Ratings this week do show that not everyone, but many, want the games. When the Dodgers clinched the NL West title Wednesday night, Nielsen reports it did a 4.91 rating on KDOC, and another 1.50 on SportsNet LA — making it by far the highest-rated Dodger game of the season. The three games on the KDOC/SportsNet LA arrangement so far have averaged 3.87/1.26 for a 5.13 total.
“I wonder what the ratings will be for the final three games against Colorado if we wrap it up tonight,” Scully said before Wednesday’s game.
The networks — Fox Sports, TBS, MLB Network — will pick up the Dodgers once the playoffs start next week, so it’ll be back to fiddling with the delayed broadcast synced up with Scully’s radio call to get the true-blue experience.
But this leads us to circle back to Hershiser, standing on the Dodger Stadium field before Wednesday’s game before going on the air with the pregame, trying to analyze all he knows about what’s really going on while many are getting a visual on what they’ve been missing all year — and should be even more perturbed that all this quality work has been showcased in such a small gallery.
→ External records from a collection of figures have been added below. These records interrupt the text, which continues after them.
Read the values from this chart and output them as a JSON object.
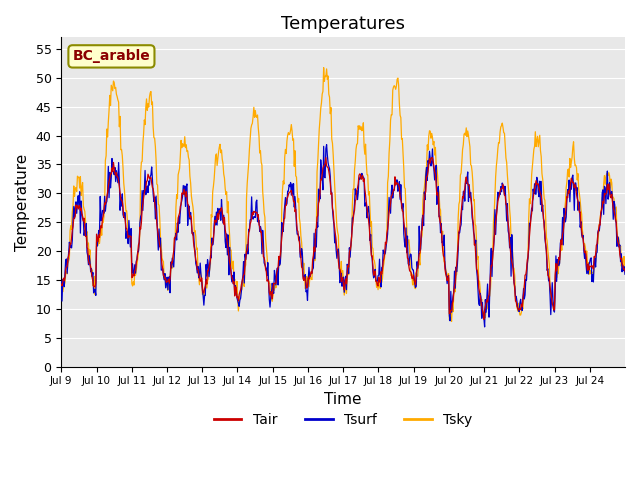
{
  "title": "Temperatures",
  "xlabel": "Time",
  "ylabel": "Temperature",
  "annotation": "BC_arable",
  "ylim": [
    0,
    57
  ],
  "yticks": [
    0,
    5,
    10,
    15,
    20,
    25,
    30,
    35,
    40,
    45,
    50,
    55
  ],
  "x_tick_labels": [
    "Jul 9",
    "Jul 10",
    "Jul 11",
    "Jul 12",
    "Jul 13",
    "Jul 14",
    "Jul 15",
    "Jul 16",
    "Jul 17",
    "Jul 18",
    "Jul 19",
    "Jul 20",
    "Jul 21",
    "Jul 22",
    "Jul 23",
    "Jul 24"
  ],
  "color_tair": "#cc0000",
  "color_tsurf": "#0000cc",
  "color_tsky": "#ffaa00",
  "bg_color": "#e8e8e8",
  "legend_labels": [
    "Tair",
    "Tsurf",
    "Tsky"
  ],
  "title_fontsize": 13,
  "label_fontsize": 11,
  "daily_peaks_air": [
    28,
    34,
    33,
    30,
    27,
    27,
    30,
    35,
    33,
    32,
    36,
    32,
    31,
    32,
    32,
    31
  ],
  "daily_peaks_sky": [
    32,
    49,
    47,
    39,
    38,
    44,
    41,
    51,
    42,
    49,
    40,
    41,
    41,
    40,
    36,
    33
  ],
  "daily_troughs_air": [
    14,
    22,
    15,
    15,
    13,
    12,
    14,
    15,
    14,
    15,
    15,
    9,
    10,
    10,
    17,
    17
  ]
}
“The hard part in all this has been the communication from the fans, on Twitter and Facebook, and seeing how they are really frustrated,” acknowledged Hershiser, an expert in the field of shutouts who gave up a high-profile national gig in ESPN’s “Sunday Night Baseball” to take this job. “This is way above our pay grade, this fight. It’s way above the fans’ pay grade. It’s a different stratosphere of major corporations.
“We want to do the right thing for the fans, but I think everyone at Time Warner is frustrated about this distribution. Helpless may be the wrong word, but it’s sure close.
“It’s a helpless feeling in that we are the focused bull’s-eye at some point because we’re the visible ones. But we had nothing to do with it. We can just keep asking the business guys on our end to keep us informed, and please do the best you can, and let’s get this done.”
Glenn Diamond, who grew up in L.A. watching Dodgers games as a kid and still sees his family at their season seats in Section 119, came to produce Dodgers games for SportsNet L.A. after winning Emmys for his work on games for Turner Sports.
He contends he’s been able to function just fine knowing that others around Major League Baseball and the MLB Network often take highlights clips and audio from their shows to showcase his team’s work.
“We didn’t get caught up in all that (distribution discussion),” said Diamond, more interested in pointing out the new camera positions added to the telecasts this week, ones that were enormous in capturing the visuals of the Dodgers clinching the NL West title Wednesday night.
“We’ve been focused on the quality of the games right out of the gate. I know a lot haven’t seen it, but they will.”
At least through Sunday. Even if it’s all just on this small, independent Orange County channel that just wants something else to show besides reruns of “Rules of Engagement” and can’t find the irony in that.